JARAMANA, Syria -- His property documents from prewar Palestine mean everything to Salim Abdullah, though the paper is limp with age and the official ink is fading.
"I am looking at my land," he said Tuesday, gazing at a sheaf of tax receipts and ownership certificates his late father gave him. The papers, some dating to 1936, embody his hopes of returning to what is now Israel, to the wheat farm and olive orchard near Safad he last saw as a 6-year-old in 1948.Such hopes are among the most difficult issues to be addressed by Palestinian negotiators and their Israeli counterparts trying to work out a final settlement of the central Mideast confrontation. The on-again, off-again peace process in Israel is being watched closely -- and with some trepidation -- by the thousands of Palestinians in neighboring Syria, from refugee camp dwellers like Abdullah to militant politicians.
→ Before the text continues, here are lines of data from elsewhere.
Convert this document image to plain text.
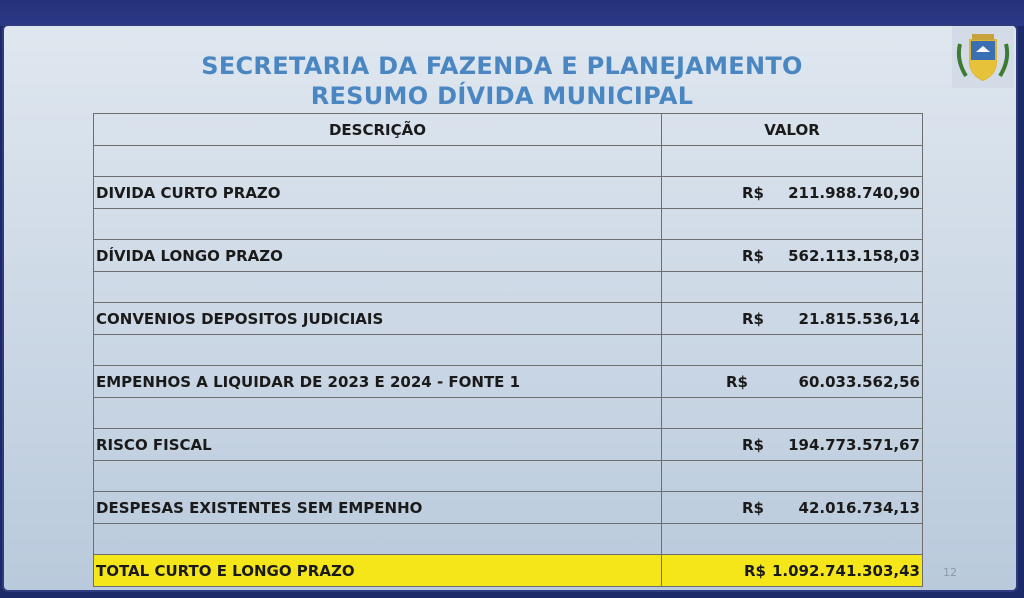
SECRETARIA DA FAZENDA E PLANEJAMENTO
RESUMO DÍVIDA MUNICIPAL
DESCRIÇÃO	VALOR

DIVIDA CURTO PRAZO	R$ 211.988.740,90

DÍVIDA LONGO PRAZO	R$ 562.113.158,03

CONVENIOS DEPOSITOS JUDICIAIS	R$ 21.815.536,14

EMPENHOS A LIQUIDAR DE 2023 E 2024 - FONTE 1	R$ 60.033.562,56

RISCO FISCAL	R$ 194.773.571,67

DESPESAS EXISTENTES SEM EMPENHO	R$ 42.016.734,13

TOTAL CURTO E LONGO PRAZO	R$ 1.092.741.303,43 12
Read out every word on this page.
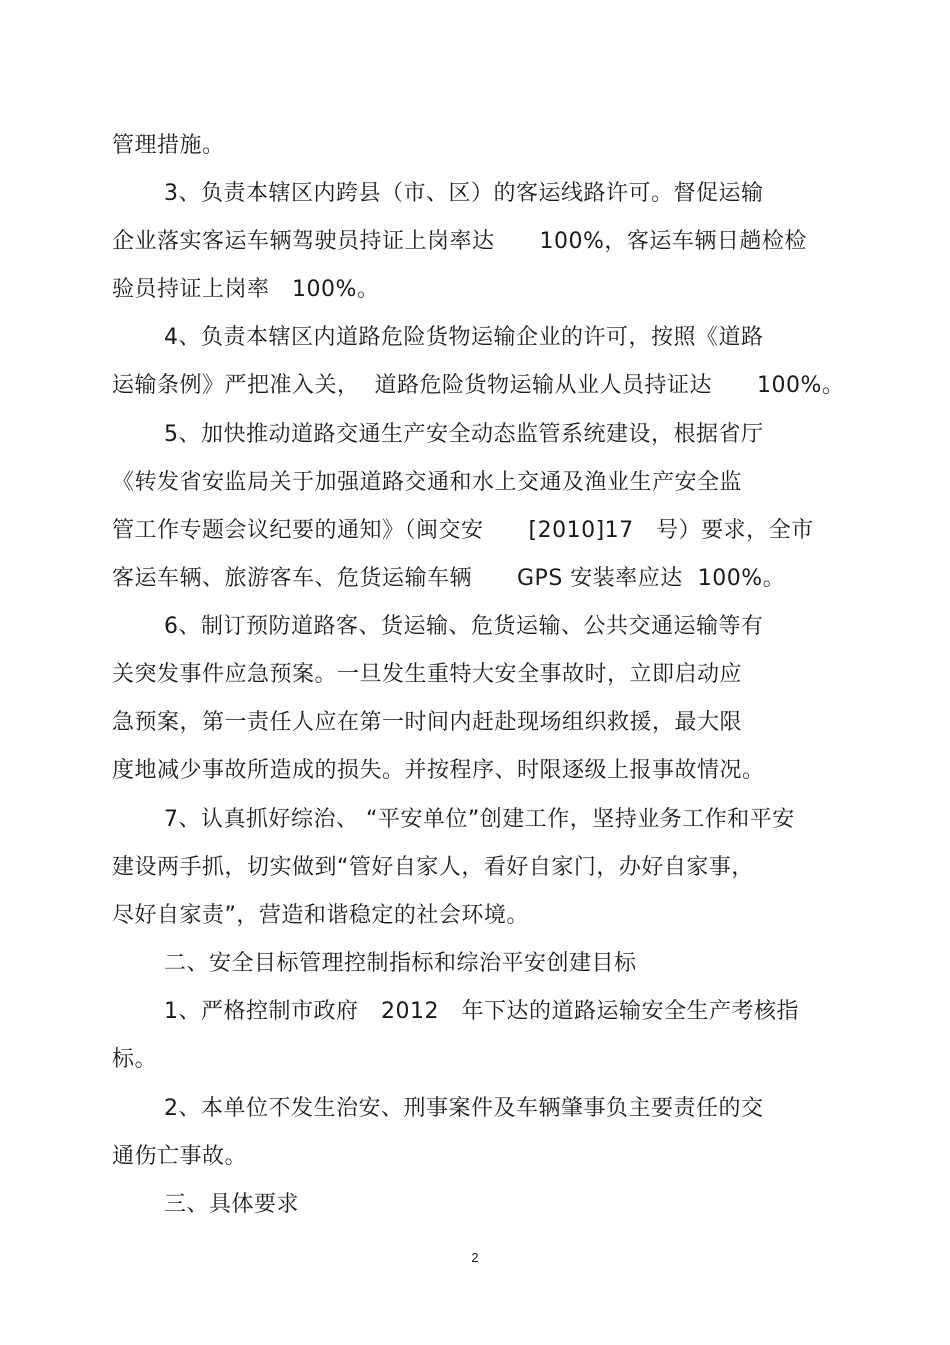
管理措施。
3、负责本辖区内跨县（市、区）的客运线路许可。督促运输
企业落实客运车辆驾驶员持证上岗率达　　100%，客运车辆日趟检检
验员持证上岗率　100%。
4、负责本辖区内道路危险货物运输企业的许可，按照《道路
运输条例》严把准入关，  道路危险货物运输从业人员持证达　　100%。
5、加快推动道路交通生产安全动态监管系统建设，根据省厅
《转发省安监局关于加强道路交通和水上交通及渔业生产安全监
管工作专题会议纪要的通知》（闽交安　　[2010]17　号）要求，全市
客运车辆、旅游客车、危货运输车辆　　GPS 安装率应达  100%。
6、制订预防道路客、货运输、危货运输、公共交通运输等有
关突发事件应急预案。一旦发生重特大安全事故时，立即启动应
急预案，第一责任人应在第一时间内赶赴现场组织救援，最大限
度地减少事故所造成的损失。并按程序、时限逐级上报事故情况。
7、认真抓好综治、 “平安单位”创建工作，坚持业务工作和平安
建设两手抓，切实做到“管好自家人，看好自家门，办好自家事，
尽好自家责”，营造和谐稳定的社会环境。
二、安全目标管理控制指标和综治平安创建目标
1、严格控制市政府　2012　年下达的道路运输安全生产考核指
标。
2、本单位不发生治安、刑事案件及车辆肇事负主要责任的交
通伤亡事故。
三、具体要求
2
Israeli Prime Minister Ehud Barak has indicated some refugees may receive compensation, but he has been firm that they will only be allowed to return to areas designated part of a Palestinian state. That is very unlikely to include areas such as Safad that Palestinians left in the 1948 war that created Israel.
Most of the more than 400,000 Palestinians in Syria either fled in 1948 or are the descendants of those who did. Ahmed Jibril, the fiery leader of the Damascus-based Popular Front for the Liberation of Palestine-General Command, says their hopes are unlikely to be realized in the negotiations.
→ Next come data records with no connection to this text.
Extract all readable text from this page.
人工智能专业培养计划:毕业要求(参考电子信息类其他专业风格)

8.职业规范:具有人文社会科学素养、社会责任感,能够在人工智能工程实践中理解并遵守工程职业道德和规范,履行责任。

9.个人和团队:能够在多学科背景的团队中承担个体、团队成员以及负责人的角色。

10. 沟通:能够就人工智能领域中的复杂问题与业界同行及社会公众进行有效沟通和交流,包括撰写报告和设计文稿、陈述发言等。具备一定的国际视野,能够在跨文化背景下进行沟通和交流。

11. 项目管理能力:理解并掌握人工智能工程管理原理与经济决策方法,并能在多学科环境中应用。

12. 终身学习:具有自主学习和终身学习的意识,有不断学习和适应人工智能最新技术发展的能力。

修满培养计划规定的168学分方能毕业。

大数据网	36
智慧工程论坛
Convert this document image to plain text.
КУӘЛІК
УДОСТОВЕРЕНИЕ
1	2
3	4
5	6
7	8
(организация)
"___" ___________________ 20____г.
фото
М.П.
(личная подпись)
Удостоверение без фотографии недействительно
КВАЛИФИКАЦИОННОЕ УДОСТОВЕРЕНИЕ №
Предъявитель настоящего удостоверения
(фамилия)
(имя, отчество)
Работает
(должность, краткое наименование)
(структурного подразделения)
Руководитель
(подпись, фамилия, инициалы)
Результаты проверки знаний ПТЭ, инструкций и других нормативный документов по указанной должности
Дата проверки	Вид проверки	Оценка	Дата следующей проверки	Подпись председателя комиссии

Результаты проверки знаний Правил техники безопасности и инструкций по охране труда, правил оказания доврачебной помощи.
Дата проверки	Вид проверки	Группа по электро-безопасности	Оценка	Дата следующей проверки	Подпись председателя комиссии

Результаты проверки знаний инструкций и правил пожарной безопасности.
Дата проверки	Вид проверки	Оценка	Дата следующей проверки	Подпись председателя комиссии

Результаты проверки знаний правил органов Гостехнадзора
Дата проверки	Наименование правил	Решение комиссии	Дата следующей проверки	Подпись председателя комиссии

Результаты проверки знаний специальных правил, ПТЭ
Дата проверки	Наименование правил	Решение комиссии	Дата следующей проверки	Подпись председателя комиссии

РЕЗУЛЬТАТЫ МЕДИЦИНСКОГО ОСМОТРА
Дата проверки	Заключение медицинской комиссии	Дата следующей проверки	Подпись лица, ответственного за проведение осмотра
Jibril accuses Palestine Liberation Organization leader Yasser Arafat of conceding too much in the Oslo process -- securing the release of too few Palestinian political prisoners and accepting too little in Israeli troop and settler withdrawals. Palestinian and Israeli negotiators have pledged Oslo will culminate next September in a final agreement that is to address refugees; the borders of a Palestinian state; and the status of Jerusalem, which both Palestinians and Israelis claim as their capital.
"Now in the final settlement, the most crucial and important questions will be negotiated, and they will suffer the same fate as those negotiated in the Oslo accords," Jibril says.
Maher El Taher, whose Popular Front for the Liberation of Palestine rivals Jibril's group but is equally opposed to Arafat, says: "We feel the Palestinian situation is very difficult, very difficult. We will try to prevent Arafat from making more concessions by creating pressure from the Palestinian community."
For Abdullah, the issue is about going home.
"We pray to God the day will come when we return to our country," he says.
Though the camp is five decades old, no one has bothered to cover the cinderblock houses and shops with plaster or paint. A few grape arbors and bright laundry flapping from rooftop lines provide the only relief from the gray of Jaramana's narrow lanes.